Non-compliance with notice requirements may be permitted
(5) The FWC may consider the application even if it does not comply with paragraph (4)(b) or (c) if the FWC is satisfied that it is appropriate in all the circumstances to do so.”
[38] Relevant to an application made under s.229(4)(a)(i) are the “good faith bargaining requirements” which are set out in s.228 as follows:
“228. Bargaining representatives must meet the good faith bargaining requirements
(1) The following are the good faith bargaining requirements that a bargaining representative for a proposed enterprise agreement must meet:
(a) attending, and participating in, meetings at reasonable times;
(b) disclosing relevant information (other than confidential or commercially sensitive information) in a timely manner;
(c) responding to proposals made by other bargaining representatives for the agreement in a timely manner;
(d) giving genuine consideration to the proposals of other bargaining representatives for the agreement, and giving reasons for the bargaining representative’s responses to those proposals;
(e) refraining from capricious or unfair conduct that undermines freedom of association or collective bargaining;
(f) recognising and bargaining with the other bargaining representatives for the agreement.
Note: See also section 255A (limitations relating to greenfields agreements).
(2) The good faith bargaining requirements do not require:
(a) a bargaining representative to make concessions during bargaining for the agreement; or
(b) a bargaining representative to reach agreement on the terms that are to be included in the agreement.”

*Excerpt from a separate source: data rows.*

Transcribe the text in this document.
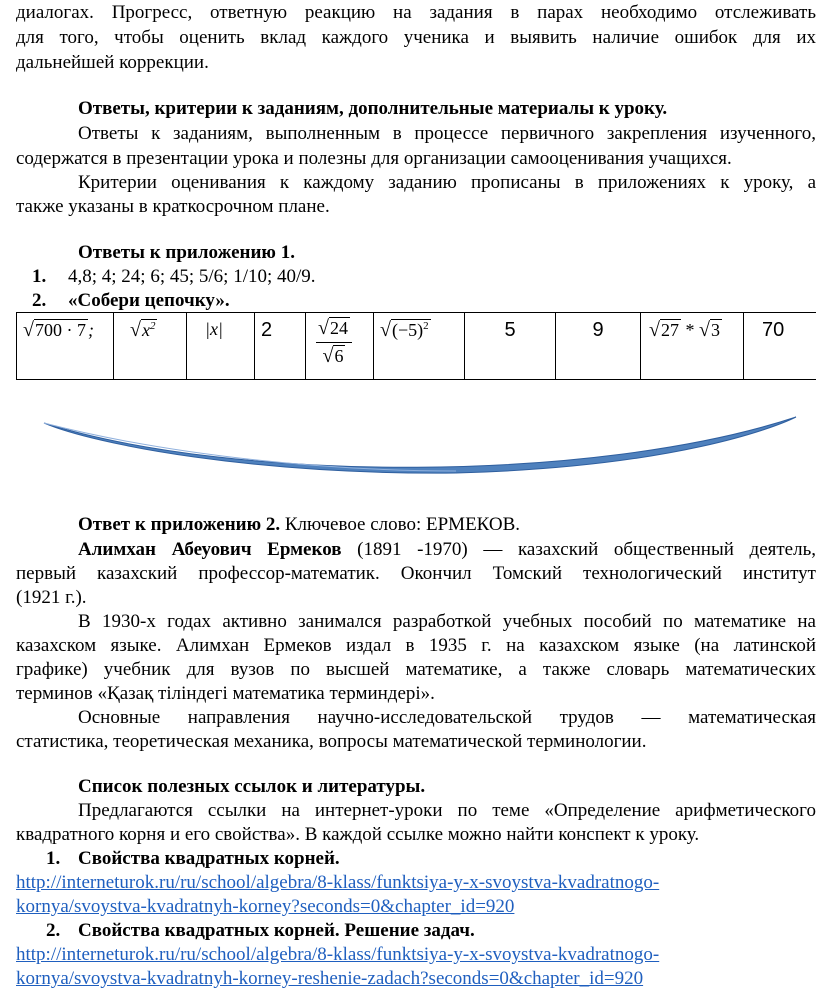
диалогах. Прогресс, ответную реакцию на задания в парах необходимо отслеживать
для того, чтобы оценить вклад каждого ученика и выявить наличие ошибок для их
дальнейшей коррекции.
Ответы, критерии к заданиям, дополнительные материалы к уроку.
Ответы к заданиям, выполненным в процессе первичного закрепления изученного,
содержатся в презентации урока и полезны для организации самооценивания учащихся.
Критерии оценивания к каждому заданию прописаны в приложениях к уроку, а
также указаны в краткосрочном плане.
Ответы к приложению 1.
1. 4,8; 4; 24; 6; 45; 5/6; 1/10; 40/9.
2. «Собери цепочку».
√700 · 7 ;	$√x^2$	|x|	2	$\frac{√24}{√6}$	$√(-5)^2$	5	9	√27 * √3	70
Ответ к приложению 2. Ключевое слово: ЕРМЕКОВ.
Алимхан Абеуович Ермеков (1891 -1970) — казахский общественный деятель,
первый казахский профессор-математик. Окончил Томский технологический институт
(1921 г.).
В 1930-х годах активно занимался разработкой учебных пособий по математике на
казахском языке. Алимхан Ермеков издал в 1935 г. на казахском языке (на латинской
графике) учебник для вузов по высшей математике, а также словарь математических
терминов «Қазақ тіліндегі математика терминдері».
Основные направления научно-исследовательской трудов — математическая
статистика, теоретическая механика, вопросы математической терминологии.
Список полезных ссылок и литературы.
Предлагаются ссылки на интернет-уроки по теме «Определение арифметического
квадратного корня и его свойства». В каждой ссылке можно найти конспект к уроку.
1. Свойства квадратных корней.
http://interneturok.ru/ru/school/algebra/8-klass/funktsiya-y-x-svoystva-kvadratnogo-
kornya/svoystva-kvadratnyh-korney?seconds=0&chapter_id=920
2. Свойства квадратных корней. Решение задач.
http://interneturok.ru/ru/school/algebra/8-klass/funktsiya-y-x-svoystva-kvadratnogo-
kornya/svoystva-kvadratnyh-korney-reshenie-zadach?seconds=0&chapter_id=920
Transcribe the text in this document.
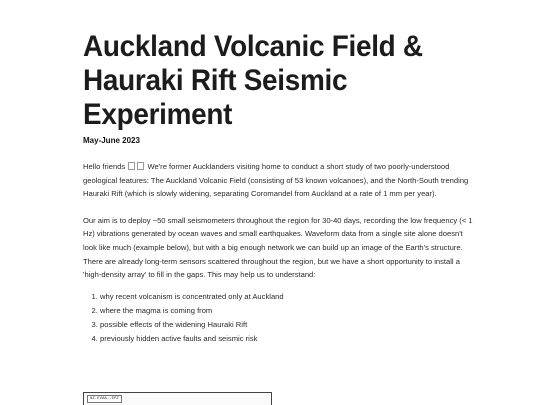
Auckland Volcanic Field & Hauraki Rift Seismic Experiment

May-June 2023

Hello friends	We're former Aucklanders visiting home to conduct a short study of two poorly-understood geological features: The Auckland Volcanic Field (consisting of 53 known volcanoes), and the North-South trending Hauraki Rift (which is slowly widening, separating Coromandel from Auckland at a rate of 1 mm per year).

Our aim is to deploy ~50 small seismometers throughout the region for 30-40 days, recording the low frequency (< 1 Hz) vibrations generated by ocean waves and small earthquakes. Waveform data from a single site alone doesn't look like much (example below), but with a big enough network we can build up an image of the Earth's structure. There are already long-term sensors scattered throughout the region, but we have a short opportunity to install a 'high-density array' to fill in the gaps. This may help us to understand:

1. why recent volcanism is concentrated only at Auckland
2. where the magma is coming from
3. possible effects of the widening Hauraki Rift
4. previously hidden active faults and seismic risk
NZ.EVAA..EPZ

[39] Pursuant to s.230 a bargaining order may be made by the Commission if an application for the order has been made; the requirements of the section are met in relation to the agreement and “the FWC is satisfied that it is reasonable in all the circumstances to make the order” (s.230(1)). Further the Commission must be satisfied that there is authority for bargaining to have begun (s.230(2)). Section 230(3) provides requirements relating to the good faith bargaining requirements:
“(3) The FWC must in all cases be satisfied:
(a) that:
(i) one or more of the relevant bargaining representatives for the agreement have not met, or are not meeting, the good faith bargaining requirements; or
(ii) the bargaining process is not proceeding efficiently or fairly because there are multiple bargaining representatives for the agreement; and
(b) that the applicant has complied with the requirements of subsection 229(4) (which deals with notifying relevant bargaining representatives of concerns), unless subsection 229(5) permitted the applicant to make the application without complying with those requirements.
Bargaining order must be in accordance with section 231.”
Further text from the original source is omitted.